CakePHP Status Dashboard - Everything You Need To Know About Your App On One Page

Posted by Matt on Mon, Jul 06 2009

Beta

First off this thing is still pretty rough. I don't have any unit tests at the moment and I'm likely to make huge, wholesale changes on a whim.

Download

Get it at GitHub

What The Heck Is This Thing?

You build a cool CakePHP app and now you have to maintain it. You go to Google to check your analytics; you SSH to your system to check log files; You log into your web admin to check affiliate clicks... Wouldn't it be cool if you could check all this (and more) from one page? That's what this status plugin does. Check out the screenshot:
CakePHP Status Dashboard

Or visit this live (but admittedly boring) example.

What Are The Different Panels Available?

Right now there are four "core" widgets, some of which have multiple options, so they can produce multiple panels.

Google Analytics

Multiple panels for quick info on your visits, referrers and search engine keywords using the Google Analytics API. Adjustable timeframes to get a recent or long range snapshot.

Shells

Add logging to your shells to capture info when they run - great for shells that run from cron. Clicking on the shell link in the panel pops open a window with detailed information. Requires integrating the log task in your shell.

System

Basic information about the system hardware, including disk space and uptime.

Logs

Show Cake's log files. Can be used on any log file in /app/tmp/logs, including custom ones. Just pass the log file name(s).

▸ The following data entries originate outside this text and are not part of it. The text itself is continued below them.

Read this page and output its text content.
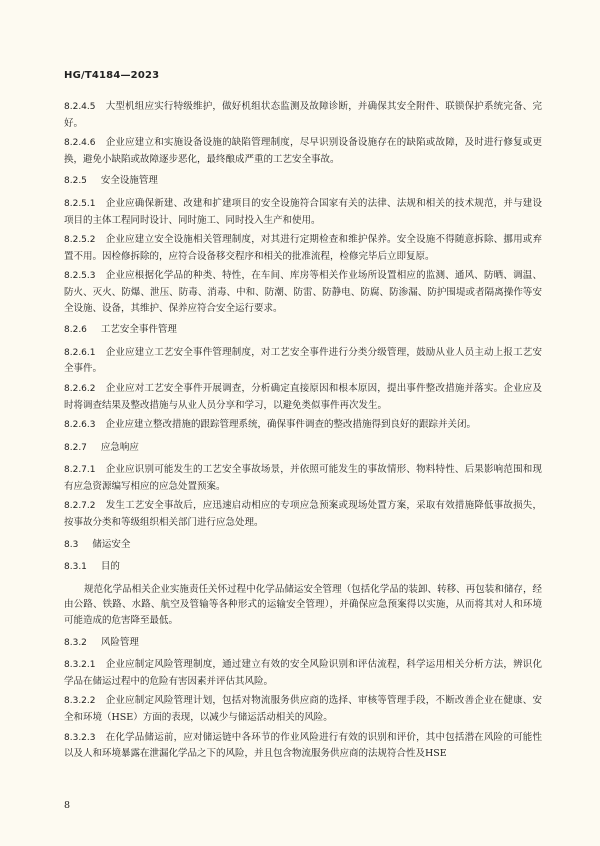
HG/T4184—2023

8.2.4.5 大型机组应实行特级维护，做好机组状态监测及故障诊断，并确保其安全附件、联锁保护系统完备、完好。

8.2.4.6 企业应建立和实施设备设施的缺陷管理制度，尽早识别设备设施存在的缺陷或故障，及时进行修复或更换，避免小缺陷或故障逐步恶化，最终酿成严重的工艺安全事故。

8.2.5 安全设施管理

8.2.5.1 企业应确保新建、改建和扩建项目的安全设施符合国家有关的法律、法规和相关的技术规范，并与建设项目的主体工程同时设计、同时施工、同时投入生产和使用。

8.2.5.2 企业应建立安全设施相关管理制度，对其进行定期检查和维护保养。安全设施不得随意拆除、挪用或弃置不用。因检修拆除的，应符合设备移交程序和相关的批准流程，检修完毕后立即复原。

8.2.5.3 企业应根据化学品的种类、特性，在车间、库房等相关作业场所设置相应的监测、通风、防晒、调温、防火、灭火、防爆、泄压、防毒、消毒、中和、防潮、防雷、防静电、防腐、防渗漏、防护围堤或者隔离操作等安全设施、设备，其维护、保养应符合安全运行要求。

8.2.6 工艺安全事件管理

8.2.6.1 企业应建立工艺安全事件管理制度，对工艺安全事件进行分类分级管理，鼓励从业人员主动上报工艺安全事件。

8.2.6.2 企业应对工艺安全事件开展调查，分析确定直接原因和根本原因，提出事件整改措施并落实。企业应及时将调查结果及整改措施与从业人员分享和学习，以避免类似事件再次发生。

8.2.6.3 企业应建立整改措施的跟踪管理系统，确保事件调查的整改措施得到良好的跟踪并关闭。

8.2.7 应急响应

8.2.7.1 企业应识别可能发生的工艺安全事故场景，并依照可能发生的事故情形、物料特性、后果影响范围和现有应急资源编写相应的应急处置预案。

8.2.7.2 发生工艺安全事故后，应迅速启动相应的专项应急预案或现场处置方案，采取有效措施降低事故损失，按事故分类和等级组织相关部门进行应急处理。

8.3 储运安全

8.3.1 目的

规范化学品相关企业实施责任关怀过程中化学品储运安全管理（包括化学品的装卸、转移、再包装和储存，经由公路、铁路、水路、航空及管输等各种形式的运输安全管理），并确保应急预案得以实施，从而将其对人和环境可能造成的危害降至最低。

8.3.2 风险管理

8.3.2.1 企业应制定风险管理制度，通过建立有效的安全风险识别和评估流程，科学运用相关分析方法，辨识化学品在储运过程中的危险有害因素并评估其风险。

8.3.2.2 企业应制定风险管理计划，包括对物流服务供应商的选择、审核等管理手段，不断改善企业在健康、安全和环境（HSE）方面的表现，以减少与储运活动相关的风险。

8.3.2.3 在化学品储运前，应对储运链中各环节的作业风险进行有效的识别和评价，其中包括潜在风险的可能性以及人和环境暴露在泄漏化学品之下的风险，并且包含物流服务供应商的法规符合性及HSE

8
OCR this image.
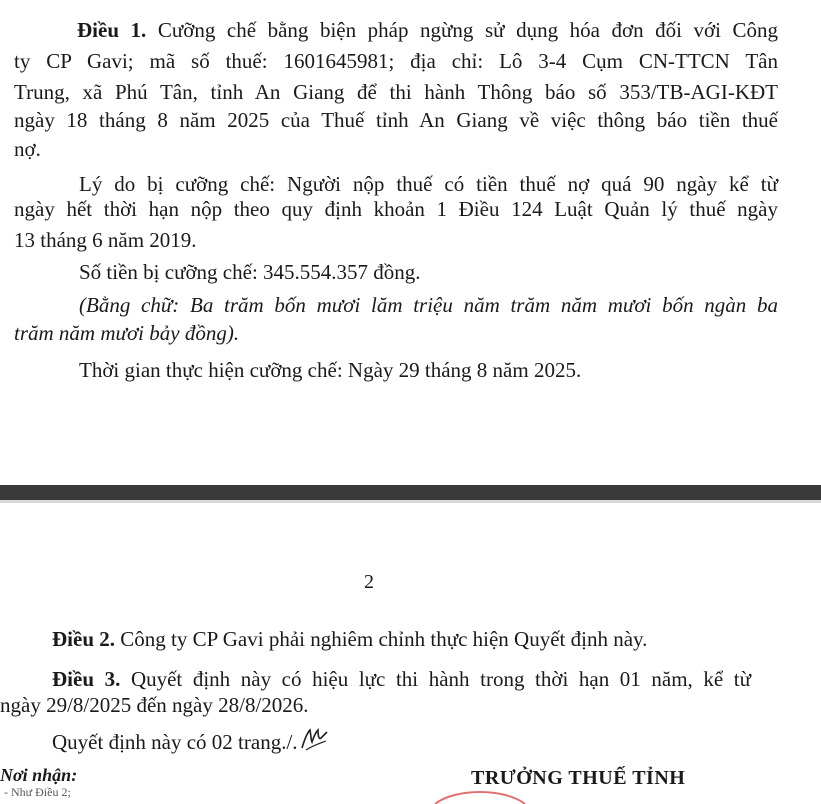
Điều 1. Cưỡng chế bằng biện pháp ngừng sử dụng hóa đơn đối với Công
ty CP Gavi; mã số thuế: 1601645981; địa chỉ: Lô 3-4 Cụm CN-TTCN Tân
Trung, xã Phú Tân, tỉnh An Giang để thi hành Thông báo số 353/TB-AGI-KĐT
ngày 18 tháng 8 năm 2025 của Thuế tỉnh An Giang về việc thông báo tiền thuế
nợ.
Lý do bị cưỡng chế: Người nộp thuế có tiền thuế nợ quá 90 ngày kể từ
ngày hết thời hạn nộp theo quy định khoản 1 Điều 124 Luật Quản lý thuế ngày
13 tháng 6 năm 2019.
Số tiền bị cưỡng chế: 345.554.357 đồng.
(Bằng chữ: Ba trăm bốn mươi lăm triệu năm trăm năm mươi bốn ngàn ba
trăm năm mươi bảy đồng).
Thời gian thực hiện cưỡng chế: Ngày 29 tháng 8 năm 2025.
2
Điều 2. Công ty CP Gavi phải nghiêm chỉnh thực hiện Quyết định này.
Điều 3. Quyết định này có hiệu lực thi hành trong thời hạn 01 năm, kể từ
ngày 29/8/2025 đến ngày 28/8/2026.
Quyết định này có 02 trang./.
Nơi nhận:
- Như Điều 2;
TRƯỞNG THUẾ TỈNH
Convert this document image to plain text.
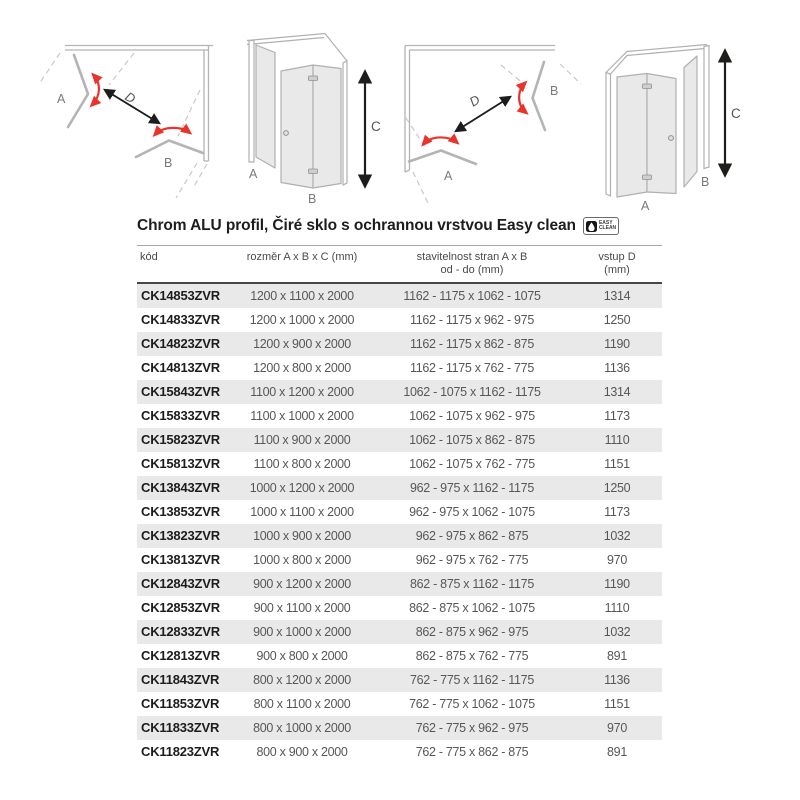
D
A
B
C
A
B
D
B
A
C
A
B
Chrom ALU profil, Čiré sklo s ochrannou vrstvou Easy clean	EASY
CLEAN
kód	rozměr A x B x C (mm)	stavitelnost stran A x B
od - do (mm)
vstup D
(mm)
CK14853ZVR	1200 x 1100 x 2000	1162 - 1175 x 1062 - 1075	1314
CK14833ZVR	1200 x 1000 x 2000	1162 - 1175 x 962 - 975	1250
CK14823ZVR	1200 x 900 x 2000	1162 - 1175 x 862 - 875	1190
CK14813ZVR	1200 x 800 x 2000	1162 - 1175 x 762 - 775	1136
CK15843ZVR	1100 x 1200 x 2000	1062 - 1075 x 1162 - 1175	1314
CK15833ZVR	1100 x 1000 x 2000	1062 - 1075 x 962 - 975	1173
CK15823ZVR	1100 x 900 x 2000	1062 - 1075 x 862 - 875	1110
CK15813ZVR	1100 x 800 x 2000	1062 - 1075 x 762 - 775	1151
CK13843ZVR	1000 x 1200 x 2000	962 - 975 x 1162 - 1175	1250
CK13853ZVR	1000 x 1100 x 2000	962 - 975 x 1062 - 1075	1173
CK13823ZVR	1000 x 900 x 2000	962 - 975 x 862 - 875	1032
CK13813ZVR	1000 x 800 x 2000	962 - 975 x 762 - 775	970
CK12843ZVR	900 x 1200 x 2000	862 - 875 x 1162 - 1175	1190
CK12853ZVR	900 x 1100 x 2000	862 - 875 x 1062 - 1075	1110
CK12833ZVR	900 x 1000 x 2000	862 - 875 x 962 - 975	1032
CK12813ZVR	900 x 800 x 2000	862 - 875 x 762 - 775	891
CK11843ZVR	800 x 1200 x 2000	762 - 775 x 1162 - 1175	1136
CK11853ZVR	800 x 1100 x 2000	762 - 775 x 1062 - 1075	1151
CK11833ZVR	800 x 1000 x 2000	762 - 775 x 962 - 975	970
CK11823ZVR	800 x 900 x 2000	762 - 775 x 862 - 875	891
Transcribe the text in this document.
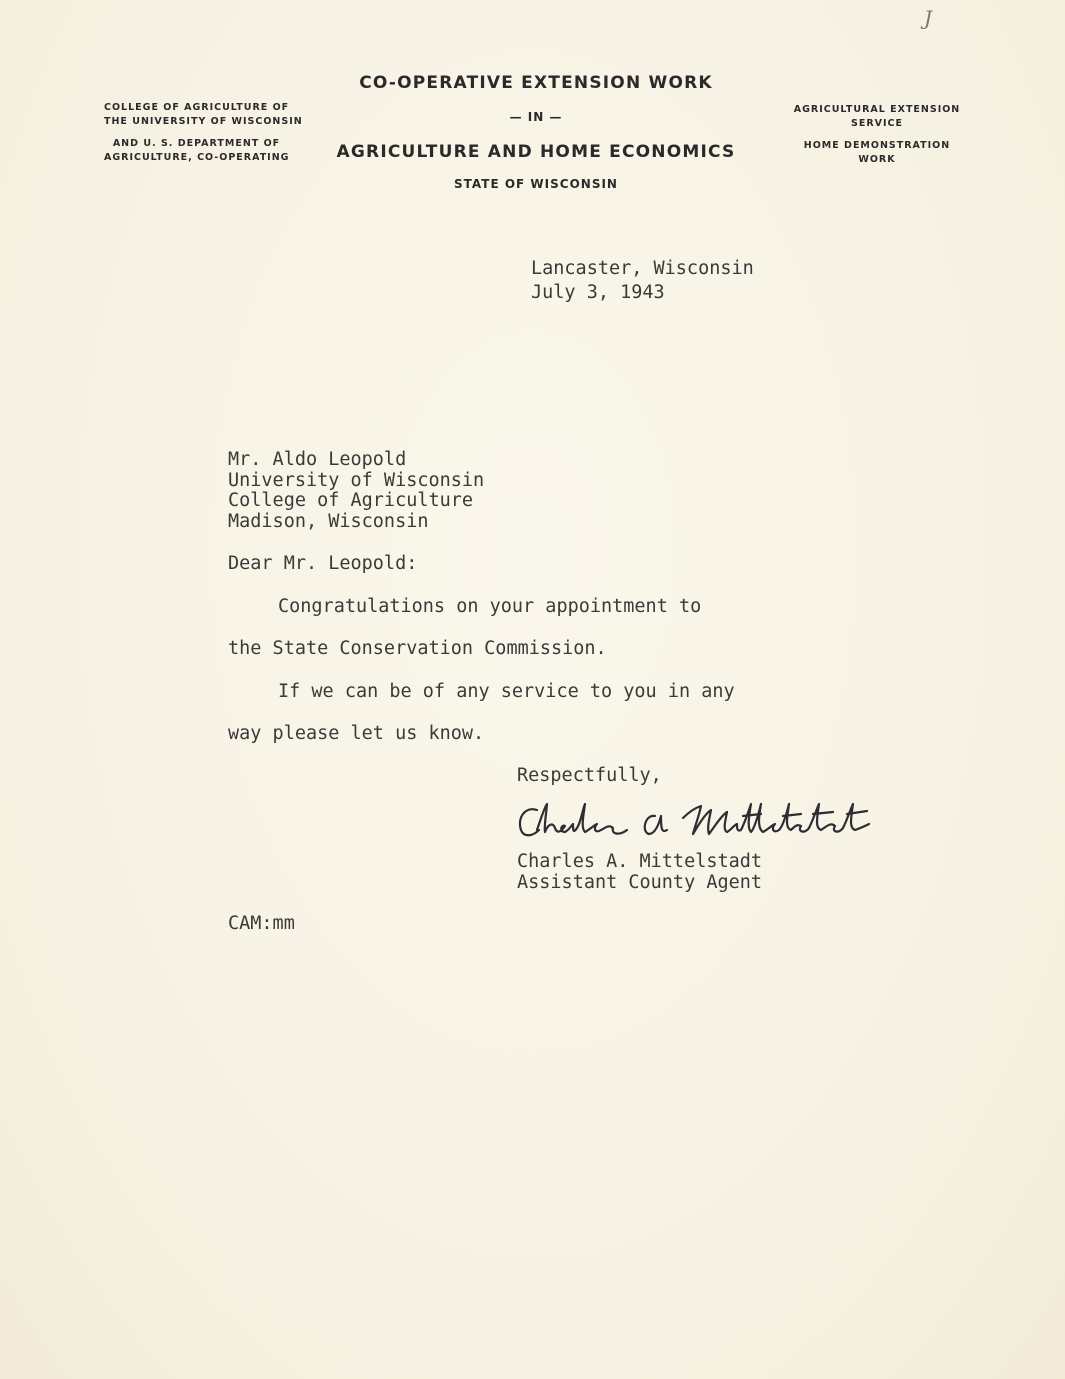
J
COLLEGE OF AGRICULTURE OF
THE UNIVERSITY OF WISCONSIN
AND U. S. DEPARTMENT OF
AGRICULTURE, CO-OPERATING
CO-OPERATIVE EXTENSION WORK
— IN —
AGRICULTURE AND HOME ECONOMICS
STATE OF WISCONSIN
AGRICULTURAL EXTENSION
SERVICE
HOME DEMONSTRATION
WORK
Lancaster, Wisconsin
July 3, 1943
Mr. Aldo Leopold
University of Wisconsin
College of Agriculture
Madison, Wisconsin
Dear Mr. Leopold:
Congratulations on your appointment to
the State Conservation Commission.
If we can be of any service to you in any
way please let us know.
Respectfully,
Charles A. Mittelstadt
Assistant County Agent
CAM:mm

Extending For Custom Panels

It's pretty easy to write your own custom panels. Check out the click plugin, which tracks outbound clicks and displays the results via panels in the status dashboard. I'll write full post on how to code your own panels in bit.

Posted in GitHub

11 Comments

Jonah Turnquist said on Jul 06, 2009
This is really cool.. kudos
iammikek said on Jul 07, 2009
this is very nice. looks a bit like mint stats but obviously stats is stats. top work.
Matt said on Jul 07, 2009
Yea, Mint was the inspiration.
Shawn Poulson said on Jul 07, 2009
Very cool!
Mark Story said on Jul 07, 2009
Nice stuff matt :)
jlarmstrong said on Jul 07, 2009
Nice plugin, though the CSS isn't working properly within Chrome. You get 2 columns with everything overlapped unless you expand your window up to 2048px. It does work properly in IE7, IE8 and firefox 3.5
Matt said on Jul 07, 2009
Thanks, I see the same thing. Probably an issue with the javascript arranging thing. I tried to mimic Mint's smart organizing of the panels to maximize space, so that depending on the screen size it'll always fill in.
Sam said on Jul 07, 2009
Yet another great plugin.
dave rupert said on Jul 07, 2009
good work. how do you keep shelling out such bad-assery!?!?
Miles J said on Jul 07, 2009
Looks pretty legit, I should give it a go on one of my high traffic sites.
Jojo Siao said on Jul 08, 2009
Hey,

This is very cool! I want to try it on my personal web app project.